Temps agités pour certains éditeurs. La parution de La meute (le 7 mai chez Flammarion), enquête fouillée sur le fonctionnement interne de La France insoumise, a déclenché une vague de menaces et d'attaques personnelles contre ses auteurs, Charlotte Belaïch et Olivier Pérou. Les journalistes, qui décrivent dans leur ouvrage un climat de harcèlement et de purges au sein du parti, ont été violemment pris à partie sur les réseaux sociaux. Jean-Luc Mélenchon lui-même a qualifié les auteurs de « gens dégénérés » qui auraient « relu et réinventé » la vie privée des dirigeants de son parti.
Des menaces et intimidations qui ont poussé Flammarion à publiquement soutenir ses auteurs. « Nous tenons à exprimer notre plein et entier soutien face aux attaques personnelles dont sont victimes les journalistes Charlotte Belaïch (Libération) et Olivier Pérou (Le Monde), notamment sur les réseaux sociaux », a écrit la maison d'édition dans un communiqué publié vendredi 23 mai. « Les attaques ad hominem à l'encontre de Charlotte Belaïch et Olivier Pérou sont inacceptables (...). Les journalistes et auteurs doivent pouvoir exercer leur métier sans crainte de menaces, d'intimidation ou de représailles », poursuit la maison d'édition qui indique être déjà en train de réimprimer le livre, par ailleurs actuellement en tête des ventes d'essais du top GFK/Livres Hebdo.
Double dégradation des locaux d’Humensis
Vendredi 23 mai ensuite, les locaux du groupe Humensis ont été la cible d’une action militante. Le collectif féministe NousToutes a revendiqué la dégradation des locaux par des tags et de la peinture, en réaction à la publication du livre de Nicolas Bedos, La soif de honte publié là aussi le 7 mai aux Éditions de l'Observatoire.
Les militantes dénonçaient dans un communiqué la « tribune offerte à un homme accusé de violences sexistes » et entendaient protester contre la banalisation de la parole des personnes mises en cause.

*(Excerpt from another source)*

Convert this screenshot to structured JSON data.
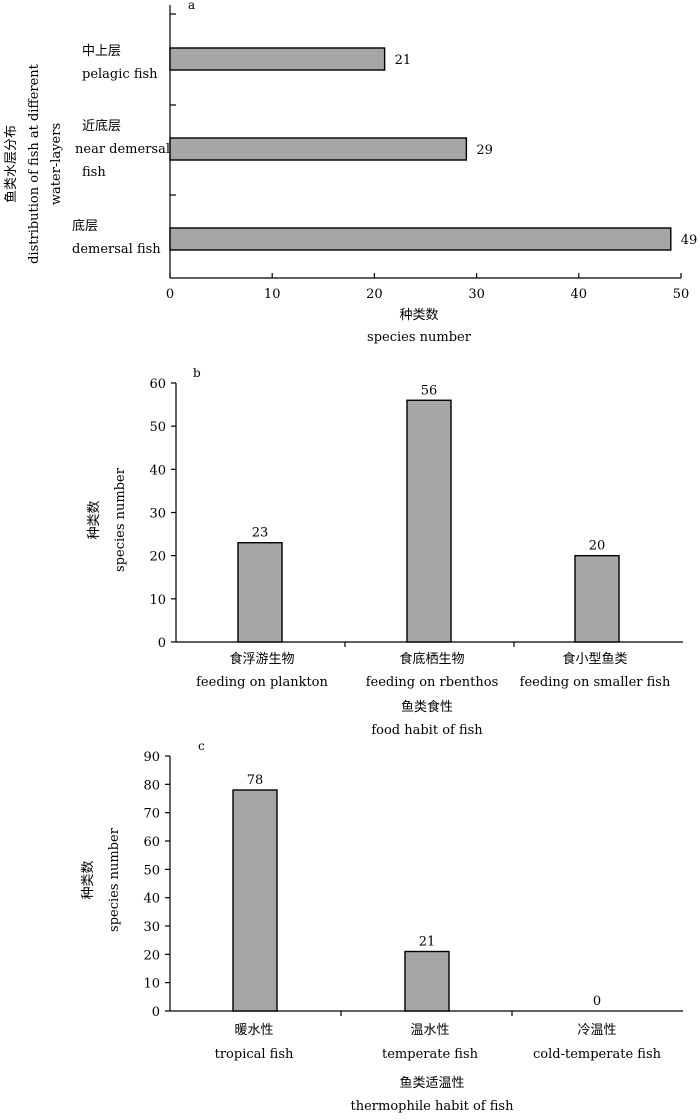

En début de mois, c'était au tour d'un autre éditeur du groupe Humensis / Albin Michel, les Presses universitaires de France (PUF), dont l’essai Face à l’obscurantisme woke a suscité de vives réactions dès sa parution, de se voir attaqué. L’ouvrage collectif, a fait l’objet de fortes pressions visant à annuler ou repousser sa sortie. Le 30 avril, alors qu'il a finalement paru, les locaux des PUF ont été visés par des collages et pochoirs. Des inscriptions telles que « Féministes contre la propagande fasciste » ont été apposées sur les vitrines de la maison d’édition, tandis que des pochoirs « Féministes woke fières » et « PUF + Stérin = cœur » ont été retrouvés sur le trottoir, selon des photos relayées sur les réseaux sociaux. Le livre a depuis plusieurs fois été réimprimé, et son éditeur indiquait à Livres Hebdo « un très bon démarrage, à notre échelle », avec un livre qui « attire anormalement les curiosités, avec une accumulation d'éléments et de faits indépendants qui ont créé un coup de projecteur particulier sur le projet ».
Fayard attaqué au Festival du Livre de Paris
Enfin, le mois dernier, lors du Festival du Livre de Paris, Fayard a été la cible d’une attaque verbale lors d’une table ronde, certains intervenants lui reprochant la publication d’ouvrages jugés « réactionnaires » ou « dangereux ». Samedi 12 avril, un groupe de militants a déployé des banderoles et déclamé les slogans « Fayard finance l’extrême droite » ou « Bolloré, casse-toi, le monde du livre n’est pas à toi », sous le regard impassible des équipes de la maison d'édition du groupe Hachette, propriété de Vincent Bolloré depuis 2023.
Le même jour, plusieurs associations de soutien à l’Ukraine sont venues perturber la séance de signatures de la journaliste russe Xenia Fedorova, autrice de Bannie. Liberté d’expression sous condition, également chez Fayard. Des peluches « ensanglantées » et des tracts évoquant des journalistes et des enfants tués par la Russie ont été lancés en direction de l'ancienne patronne de RT France (ex-Russia Today), que les manifestants accusent d'être une propagandiste de Vladimir Poutine.
Ces dernières années, d'autres pressions politiques emblématiques ont agité le monde du livre français, de la polémique autour des albums et expositions de Bastien Vivès lors du festival d'Angoulême 2023 (et du procès pour menaces de mort qui a suivi), à la censure de collages féministes dans une librairie niçoise ayant conduit le ministère de l'Intérieur devant la justice, ou encore de l’arrestation à Londres de l’éditeur de La Fabrique, interpellé pour sa participation à des manifestations en France.